Let's enumerate what this involved. Not paying taxes and tampering with mail are crimes, potentially felonies. Because the tax payments are deductions from workers' wages and are credited to the workers' accounts with the IRS, not paying the tax amounts to denying workers their wages, a sin that cries out to heaven. Trying to attribute this to Fr Kelley is false witness. Hurd and the Houghs, if they had any knowledge that any of this was in train and allowed it to continue, were complicit.

Let's go a little farther. Bartus had well-documented personality clashes with both his ACA bishop, Daren Williams, and his Patrimony bishop, David Moyer. He no doubt was complaining loudly about this to Hurd and the Houghs at every opportunity. Indeed, I've come to wonder how much Bartus's complaints about Moyer contributed to what appears to have been Steenson's request to Abp Chaput to deny Moyer his votum. But despite what to a normal person might have seemed a level of immaturity that required some type of probatory delay, the Fort Worth group seems to have been intent on putting Bartus, barely two years out of seminary and unstable, in charge of what would have been a major OCSP parish.

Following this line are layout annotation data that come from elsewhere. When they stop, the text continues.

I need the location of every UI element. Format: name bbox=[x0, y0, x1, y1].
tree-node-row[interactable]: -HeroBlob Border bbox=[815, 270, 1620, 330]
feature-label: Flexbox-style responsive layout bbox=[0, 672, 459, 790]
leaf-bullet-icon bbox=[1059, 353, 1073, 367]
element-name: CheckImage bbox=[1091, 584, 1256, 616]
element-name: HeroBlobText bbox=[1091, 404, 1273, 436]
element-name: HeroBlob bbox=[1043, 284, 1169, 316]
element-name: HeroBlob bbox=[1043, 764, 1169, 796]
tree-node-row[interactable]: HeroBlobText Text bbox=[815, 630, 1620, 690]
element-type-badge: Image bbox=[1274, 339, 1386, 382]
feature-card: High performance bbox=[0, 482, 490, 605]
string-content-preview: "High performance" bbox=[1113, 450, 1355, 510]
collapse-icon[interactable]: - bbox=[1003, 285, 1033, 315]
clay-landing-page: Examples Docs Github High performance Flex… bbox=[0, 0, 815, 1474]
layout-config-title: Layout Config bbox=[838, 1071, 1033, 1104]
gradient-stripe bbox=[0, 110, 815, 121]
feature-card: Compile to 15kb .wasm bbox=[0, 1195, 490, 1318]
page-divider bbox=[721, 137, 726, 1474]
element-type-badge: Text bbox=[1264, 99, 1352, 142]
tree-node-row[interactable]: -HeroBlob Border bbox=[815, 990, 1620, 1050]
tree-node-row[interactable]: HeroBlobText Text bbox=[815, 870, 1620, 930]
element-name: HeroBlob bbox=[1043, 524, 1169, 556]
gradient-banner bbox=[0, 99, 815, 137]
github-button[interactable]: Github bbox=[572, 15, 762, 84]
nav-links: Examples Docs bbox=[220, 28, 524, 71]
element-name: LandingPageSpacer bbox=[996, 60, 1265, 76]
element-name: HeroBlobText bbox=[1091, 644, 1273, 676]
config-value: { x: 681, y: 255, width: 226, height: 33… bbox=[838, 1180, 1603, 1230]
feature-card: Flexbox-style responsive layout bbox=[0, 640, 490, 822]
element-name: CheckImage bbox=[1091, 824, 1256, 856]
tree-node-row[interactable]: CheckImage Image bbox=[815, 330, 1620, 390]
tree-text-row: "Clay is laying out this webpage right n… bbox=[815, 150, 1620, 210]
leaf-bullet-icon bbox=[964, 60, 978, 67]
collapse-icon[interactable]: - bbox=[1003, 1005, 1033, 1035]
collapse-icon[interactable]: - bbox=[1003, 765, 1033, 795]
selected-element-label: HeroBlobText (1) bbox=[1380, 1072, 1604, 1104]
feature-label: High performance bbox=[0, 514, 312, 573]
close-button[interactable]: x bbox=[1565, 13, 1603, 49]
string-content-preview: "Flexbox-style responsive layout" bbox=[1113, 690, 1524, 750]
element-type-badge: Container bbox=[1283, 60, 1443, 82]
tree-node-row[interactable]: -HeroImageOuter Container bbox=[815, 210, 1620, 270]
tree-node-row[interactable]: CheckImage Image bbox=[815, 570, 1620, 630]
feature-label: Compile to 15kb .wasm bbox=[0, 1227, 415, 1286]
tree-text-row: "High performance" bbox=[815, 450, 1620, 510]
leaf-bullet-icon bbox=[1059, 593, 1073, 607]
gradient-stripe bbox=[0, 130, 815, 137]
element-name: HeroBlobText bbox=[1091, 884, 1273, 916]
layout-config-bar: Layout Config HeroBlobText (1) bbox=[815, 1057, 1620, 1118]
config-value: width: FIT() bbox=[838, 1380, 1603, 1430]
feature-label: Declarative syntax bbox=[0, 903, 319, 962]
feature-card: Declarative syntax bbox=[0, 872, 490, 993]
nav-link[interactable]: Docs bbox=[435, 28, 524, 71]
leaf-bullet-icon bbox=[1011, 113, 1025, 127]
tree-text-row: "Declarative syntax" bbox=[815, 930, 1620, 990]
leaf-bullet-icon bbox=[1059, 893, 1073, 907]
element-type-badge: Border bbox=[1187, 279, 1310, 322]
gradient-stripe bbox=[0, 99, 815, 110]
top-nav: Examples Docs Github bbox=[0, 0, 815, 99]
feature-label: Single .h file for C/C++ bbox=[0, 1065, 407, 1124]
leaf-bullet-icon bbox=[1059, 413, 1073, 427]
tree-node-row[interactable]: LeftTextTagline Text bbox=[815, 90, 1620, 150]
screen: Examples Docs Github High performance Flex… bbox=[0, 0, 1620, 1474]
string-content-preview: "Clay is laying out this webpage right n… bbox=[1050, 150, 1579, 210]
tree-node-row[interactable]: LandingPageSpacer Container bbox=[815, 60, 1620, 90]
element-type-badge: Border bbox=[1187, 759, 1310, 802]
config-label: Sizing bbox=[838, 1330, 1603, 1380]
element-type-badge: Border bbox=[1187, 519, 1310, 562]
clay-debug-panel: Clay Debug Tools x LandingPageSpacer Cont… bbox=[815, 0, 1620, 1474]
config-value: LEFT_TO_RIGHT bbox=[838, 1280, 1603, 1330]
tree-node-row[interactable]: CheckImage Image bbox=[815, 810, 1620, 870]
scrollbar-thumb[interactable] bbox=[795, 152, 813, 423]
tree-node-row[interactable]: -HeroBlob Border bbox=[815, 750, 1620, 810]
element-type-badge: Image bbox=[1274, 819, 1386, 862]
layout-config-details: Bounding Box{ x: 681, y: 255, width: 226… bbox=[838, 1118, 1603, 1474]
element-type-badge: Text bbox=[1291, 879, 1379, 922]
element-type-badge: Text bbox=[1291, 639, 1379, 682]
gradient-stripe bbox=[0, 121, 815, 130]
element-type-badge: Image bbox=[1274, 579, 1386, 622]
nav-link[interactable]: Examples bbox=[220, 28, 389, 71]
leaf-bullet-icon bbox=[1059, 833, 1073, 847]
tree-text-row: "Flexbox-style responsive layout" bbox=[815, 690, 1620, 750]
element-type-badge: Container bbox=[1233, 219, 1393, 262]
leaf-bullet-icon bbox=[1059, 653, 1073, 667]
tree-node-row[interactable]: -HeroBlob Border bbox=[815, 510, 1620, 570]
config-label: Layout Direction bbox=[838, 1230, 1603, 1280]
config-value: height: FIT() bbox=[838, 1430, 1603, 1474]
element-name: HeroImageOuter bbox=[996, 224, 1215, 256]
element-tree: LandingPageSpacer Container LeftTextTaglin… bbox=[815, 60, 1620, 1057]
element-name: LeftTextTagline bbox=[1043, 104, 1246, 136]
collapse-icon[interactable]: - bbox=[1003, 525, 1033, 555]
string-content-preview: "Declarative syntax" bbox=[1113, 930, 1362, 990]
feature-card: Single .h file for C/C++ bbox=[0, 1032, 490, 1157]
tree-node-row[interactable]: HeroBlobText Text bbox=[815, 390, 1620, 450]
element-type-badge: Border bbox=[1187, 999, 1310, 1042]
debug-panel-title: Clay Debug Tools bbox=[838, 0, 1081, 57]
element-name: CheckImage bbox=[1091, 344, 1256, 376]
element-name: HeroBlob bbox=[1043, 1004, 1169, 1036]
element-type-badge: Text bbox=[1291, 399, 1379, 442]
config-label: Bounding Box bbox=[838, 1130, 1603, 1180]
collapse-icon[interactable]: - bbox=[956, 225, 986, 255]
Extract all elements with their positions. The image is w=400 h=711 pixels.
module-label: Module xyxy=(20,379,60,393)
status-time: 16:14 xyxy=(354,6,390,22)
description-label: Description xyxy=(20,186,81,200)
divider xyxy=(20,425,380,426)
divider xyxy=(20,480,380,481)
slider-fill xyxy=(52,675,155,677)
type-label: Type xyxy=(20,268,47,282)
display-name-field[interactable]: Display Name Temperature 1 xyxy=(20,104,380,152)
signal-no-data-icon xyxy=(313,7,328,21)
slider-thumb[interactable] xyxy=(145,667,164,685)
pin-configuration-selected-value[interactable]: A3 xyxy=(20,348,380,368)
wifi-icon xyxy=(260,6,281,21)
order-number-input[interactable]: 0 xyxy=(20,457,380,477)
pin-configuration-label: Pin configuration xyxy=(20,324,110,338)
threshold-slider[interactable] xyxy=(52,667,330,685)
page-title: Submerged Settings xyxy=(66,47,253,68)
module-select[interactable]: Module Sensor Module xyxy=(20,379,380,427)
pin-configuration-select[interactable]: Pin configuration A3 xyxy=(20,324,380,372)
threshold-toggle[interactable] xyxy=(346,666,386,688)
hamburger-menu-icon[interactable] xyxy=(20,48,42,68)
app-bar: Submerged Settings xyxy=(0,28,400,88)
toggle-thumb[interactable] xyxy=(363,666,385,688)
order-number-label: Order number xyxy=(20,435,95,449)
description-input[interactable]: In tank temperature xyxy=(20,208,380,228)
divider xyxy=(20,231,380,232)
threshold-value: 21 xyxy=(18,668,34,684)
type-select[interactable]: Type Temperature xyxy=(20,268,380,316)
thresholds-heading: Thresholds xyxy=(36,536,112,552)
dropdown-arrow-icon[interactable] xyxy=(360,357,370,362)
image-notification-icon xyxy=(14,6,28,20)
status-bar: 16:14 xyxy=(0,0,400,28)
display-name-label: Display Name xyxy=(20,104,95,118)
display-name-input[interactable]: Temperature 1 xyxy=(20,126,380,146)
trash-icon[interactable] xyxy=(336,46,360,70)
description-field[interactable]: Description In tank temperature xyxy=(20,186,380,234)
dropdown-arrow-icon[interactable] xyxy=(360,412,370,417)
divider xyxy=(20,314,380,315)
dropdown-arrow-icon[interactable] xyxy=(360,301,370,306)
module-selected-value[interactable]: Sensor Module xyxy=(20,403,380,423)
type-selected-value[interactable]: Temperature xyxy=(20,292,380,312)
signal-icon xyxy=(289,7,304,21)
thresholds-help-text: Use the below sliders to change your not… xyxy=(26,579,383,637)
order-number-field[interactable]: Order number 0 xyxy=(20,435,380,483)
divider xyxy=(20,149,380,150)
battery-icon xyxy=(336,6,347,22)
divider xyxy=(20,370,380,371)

This is a sin against prudence. The frammis Bartus, Bush, Morello, and the others cooked up was too complicated, and it required too many things to fall exactly into place. It began to collapse over Easter 2012. That the Fort Worth group would think this would succeed is another sin against prudence, but it's increasingly plain that prudence was never their strong suit.

Yet it appears that Hurd and Steenson believed Strawn and Morello in May 2012 when the ACA pair assured them that they'd just get rid of Fr Kelley and straighten the parish out, turning it over to the OCSP when they were done, saving Steenson the effort. I'm still shaking my head.

I'm also still convinced that this fiasco probably can't be retrieved by Houston, no matter who tries.